Check it out, but please keep in mind that this is a painful video to watch because of how slowly I am reading!!
If you scroll down, you can see the entire script that I was reading, and can avoid watching me squirm for a half an hour by finding out what I said by reading it yourself quicker! I consider this video simply a snapshot in my journey of improvement, and it is not to demonstrate anything in itself.
For instance, I messed up or hesitated a lot on rather easy Kana, because I didn't realize until I had started recording already that the font had changed in being transferred to an iPad. Just when I had gotten comfortable with the font I had practised the script with, in my Skype sessions!
Anyway, going through the week chronologically, I started on day one with absolutely zero Japanese. As I said in the intro video, I only knew Konichiwa and Sayonara, and had learned Ganbatte in the last week or two since announcing the project, since so many people had written it to me (thanks! – it means something like Good luck to those of you who don't know)
Even though I've known that I'd be learning Japanese for a while, I've totally avoided even opening the books as they arrived in the mail (here is a shot of some of the books I'm using, on my Instagram account), or learning anything online. I want to truly start from scratch on Monday.
I had my first Skype lesson at 9am, and don't think I'll be doing this any more, as I prefer to have study sessions leading into a spoken session. Life in Spain runs later than other places, so I don't get up as early here as I do in other places. From now on, I'll only have sessions from 11am on, so that I can be up and do 2 hours studying leading into it.
Because of that I only had 30 minutes to prepare for that first session. Like in my hour long Polish learning project, I crammed some basic words, and tried to prepare a few to have on the side. If you are learning European languages, then you can muster through in your first sessions with a site like Google Translate, but I am finding it to be beyond useless for Japanese. It translates basic words wrong, and full sentences are incomprehensible. This slowed me down every time I wanted to say something, and tried to get a translation.
This poor planning meant that I had no choice but to fall back to English (normally, I would just say what I want to say through GTranslate in my first week or two, when in a Skype session, and then discard it when I have some momentum). My teacher explained an overview of Japanese to me, and introduced the Kana to me. I was a little annoyed with myself, because these are the kinds of things I can do outside of a class.
Finally, my teacher gave me a few phrases that I'd need when introducing myself, which was good use of my time, since I'll definitely need to rely on natives to make sure translations even of simple phrases is acceptable. Here are a few phrases that I could say after that first class:
I got a bunch of comments from people that I shouldn't repeat “Watashi wa” (I…), and that you don't pronounce the ‘u' at the end of “desu”. This was useful feedback to keep in mind for my later uses.

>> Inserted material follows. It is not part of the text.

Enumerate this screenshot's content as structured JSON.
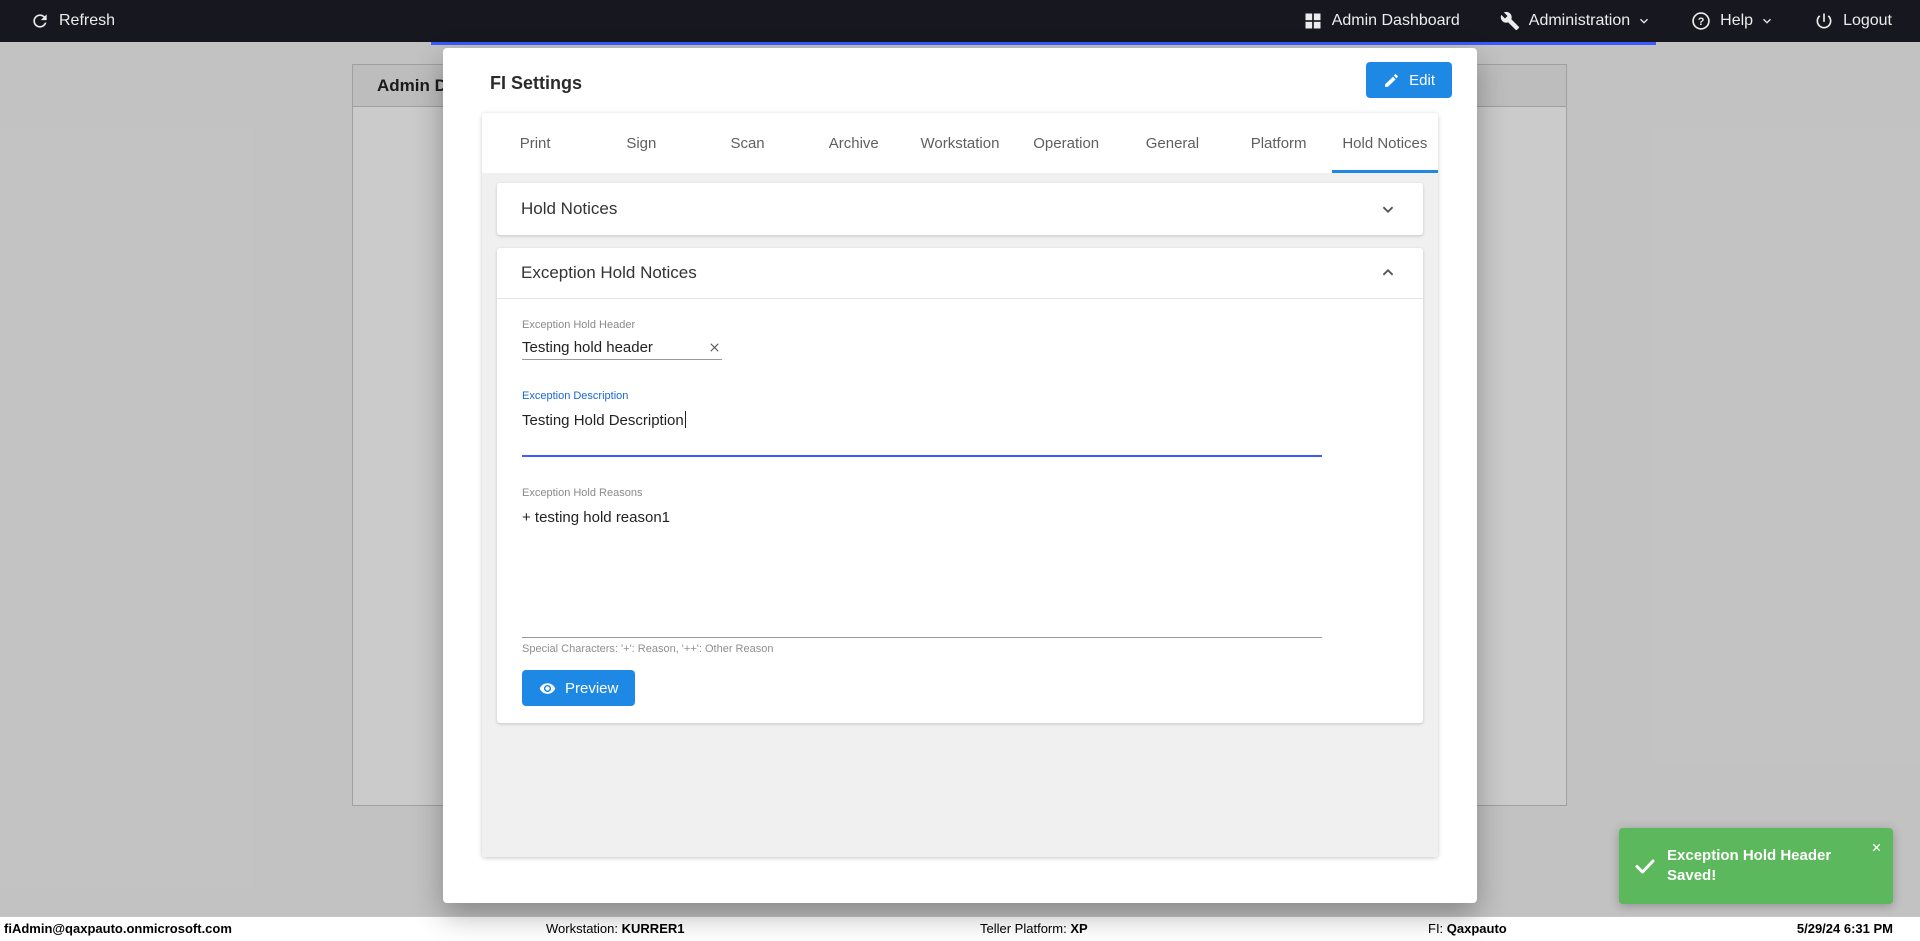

Based on recommendations by so many people, I decided to skip Romaji explanations altogether, and after this first session, I dove straight into learning Kana. I found the system on Memrise to present it very well, and like any phonetic script, you can learn it in a few hours. Since I had to wrap up the introduction Monday blog post, and add some things to the video, I was quite distracted that first day, so I only had about two hours of solid studying for Hiragana, but this was more than enough to absorb it and practise texts.
I had a second Skype session, which I had to fall back on English in, once again. To avoid GTranslate's issues, I relied on my phrasebook's list of basic sentences and tried to work off this, and managed to keep most of my side in very broken Japanese.
This day I went on to learn Katakana – the second phonetic system used more for foreign words (of which there are LOTS in Japanese!!) I learned this slower and less efficiently, even though they aren't complicated, and there is the same number as in Hiragana; the Memrise deck I tried to use was not good because it seemed to be mixing up Hiragana with Katakana and kept showing Kana I had already learned. I downloaded an app with some images instead, called Dr Moku. The examples were better, but the app kept crashing for me.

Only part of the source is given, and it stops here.